BOSTON — Sweeping changes in Massachusetts’ criminal justice laws proposed Monday by House leaders would toughen penalties for habitual drunken drivers and those who traffic in deadly synthetic opioids, but also eliminate some mandatory minimum sentences and allow certain past crimes, including marijuana possession, to be expunged from a person’s record.
The bill makes “meaningful, workable and sustainable” reforms, ranging from pre-trial diversion programs and bail guidelines to new standards for solitary confinement in state prisons, said Democratic House Speaker Robert DeLeo.
The full House will debate the legislation next week, setting the stage for negotiations with the Senate, which last month approved its own version of a criminal justice overhaul. DeLeo said he hopes a compromise bill will be sent to Republican Gov. Charlie Baker early in 2018.
While the House and Senate concur on many elements, they diverge in several key areas. The House did not back a Senate provision to raise the age for juvenile court jurisdiction from 18 to 19, nor would the House alter statutory rape laws to decriminalize consensual sex between minors close in age.
Rep. Jeffrey Sanchez, chairman of the House Ways and Means Committee, said the legislation seeks a balance between public safety and fairness.
“How do we make sure that we deal with a criminal justice system that hasn’t been just?” the Boston Democrat asked rhetorically during a briefing with reporters.
Sanchez said his Boston district continues to be hit hard by drugs and gun violence, noting the recent shooting death of a 16-year-old boy in one of the city’s public housing communities. But too many people who get into trouble at a young age also face insurmountable obstacles when trying to turn their lives around, he added.
“What we have attempted to do is address the criminal justice every step of the way, from a person’s first contact with the criminal justice system through the courts and right up until the end, after a person has been incarcerated and re-enters society” said House Judiciary Committee Chairwoman Claire Cronin, an Easton Democrat.
The House bill would, for the first time ever, allow people to petition the courts to expunge from their criminal records certain crimes committed before age 21. A person of any age could seek to expunge crimes that no longer are illegal in Massachusetts, such as possession of small amounts of marijuana.
The bill would reclassify fentanyl and carfentanil as Class A drugs, equivalent to heroin, creating what DeLeo said would be the nation’s toughest penalties for the synthetic opioids that are blamed for escalating the state’s devastating overdose crisis.
The House also proposes beefed-up sentences for people who are repeatedly caught drinking and driving, including up to 10 years in prison for anyone with nine or more drunken-driving offenses.
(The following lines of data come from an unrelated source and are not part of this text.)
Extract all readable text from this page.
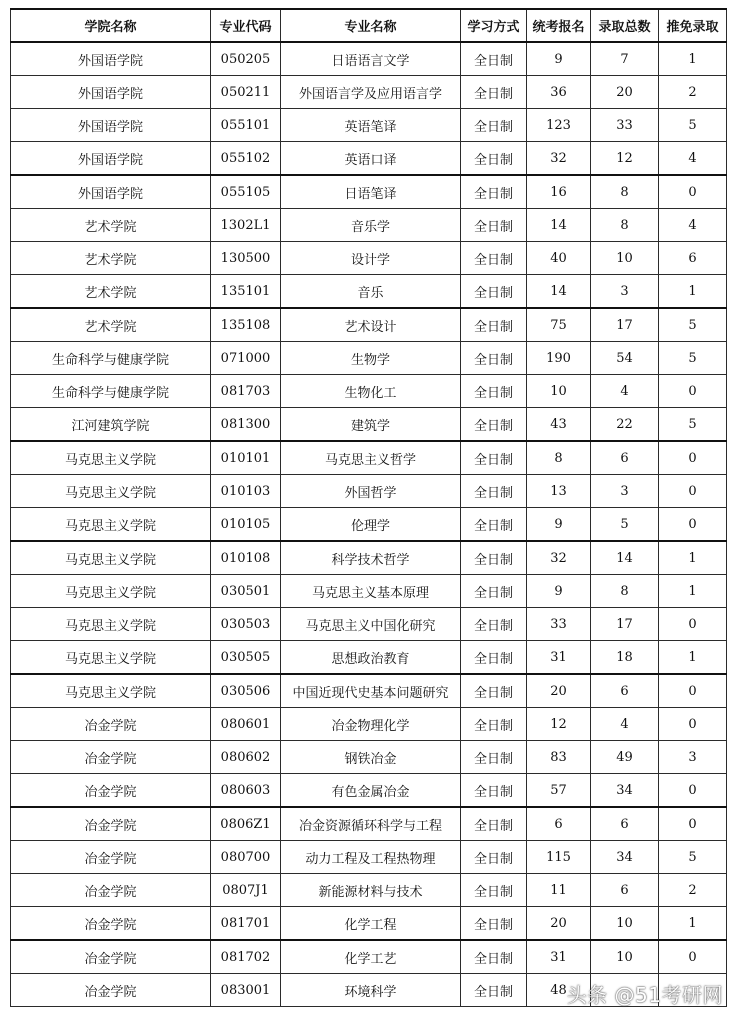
学院名称	专业代码	专业名称	学习方式	统考报名	录取总数	推免录取
外国语学院	050205	日语语言文学	全日制	9	7	1
外国语学院	050211	外国语言学及应用语言学	全日制	36	20	2
外国语学院	055101	英语笔译	全日制	123	33	5
外国语学院	055102	英语口译	全日制	32	12	4
外国语学院	055105	日语笔译	全日制	16	8	0
艺术学院	1302L1	音乐学	全日制	14	8	4
艺术学院	130500	设计学	全日制	40	10	6
艺术学院	135101	音乐	全日制	14	3	1
艺术学院	135108	艺术设计	全日制	75	17	5
生命科学与健康学院	071000	生物学	全日制	190	54	5
生命科学与健康学院	081703	生物化工	全日制	10	4	0
江河建筑学院	081300	建筑学	全日制	43	22	5
马克思主义学院	010101	马克思主义哲学	全日制	8	6	0
马克思主义学院	010103	外国哲学	全日制	13	3	0
马克思主义学院	010105	伦理学	全日制	9	5	0
马克思主义学院	010108	科学技术哲学	全日制	32	14	1
马克思主义学院	030501	马克思主义基本原理	全日制	9	8	1
马克思主义学院	030503	马克思主义中国化研究	全日制	33	17	0
马克思主义学院	030505	思想政治教育	全日制	31	18	1
马克思主义学院	030506	中国近现代史基本问题研究	全日制	20	6	0
冶金学院	080601	冶金物理化学	全日制	12	4	0
冶金学院	080602	钢铁冶金	全日制	83	49	3
冶金学院	080603	有色金属冶金	全日制	57	34	0
冶金学院	0806Z1	冶金资源循环科学与工程	全日制	6	6	0
冶金学院	080700	动力工程及工程热物理	全日制	115	34	5
冶金学院	0807J1	新能源材料与技术	全日制	11	6	2
冶金学院	081701	化学工程	全日制	20	10	1
冶金学院	081702	化学工艺	全日制	31	10	0
冶金学院	083001	环境科学	全日制	48		头条 @51考研网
The House appeared to respond to concerns raised by a majority of the state’s district attorneys about the scope of the Senate bill.
Unlike the Senate, the House bill would not retroactively eliminate mandatory minimum sentences, which prosecutors argued could result in early release for some convicted drug traffickers.
The prosecutors also opposed raising to 19 the age at which a person is consider an adult under the law as well as a Senate provision increasing from $250 to $1,500 the threshold at which larceny is considered a felony. The House bill would set that threshold at $750.
Baker’s communications director Lizzy Guyton said the administration will carefully review any legislation that reaches the governor’s desk, but “is opposed to letting the convicted drug dealers out of prison early and maintains that in the midst of deadly opioid epidemic, the criminal justice debate must include consideration of harsher penalties for heroin and fentanyl dealers that knowingly take someone’s life.”
The Jobs not Jail Coalition, a group advocating for major changes in the criminal justice system, praised aspects of the House bill while noting it did not go as far as the Senate’s proposals in some areas.
“Currently there are serious problems with too many people with drug addiction going to prison instead of to treatment, great racial disparities on who goes to prison, (and) great recidivism indicating a broken system,” said Lewis Finfer, a spokesman for the coalition.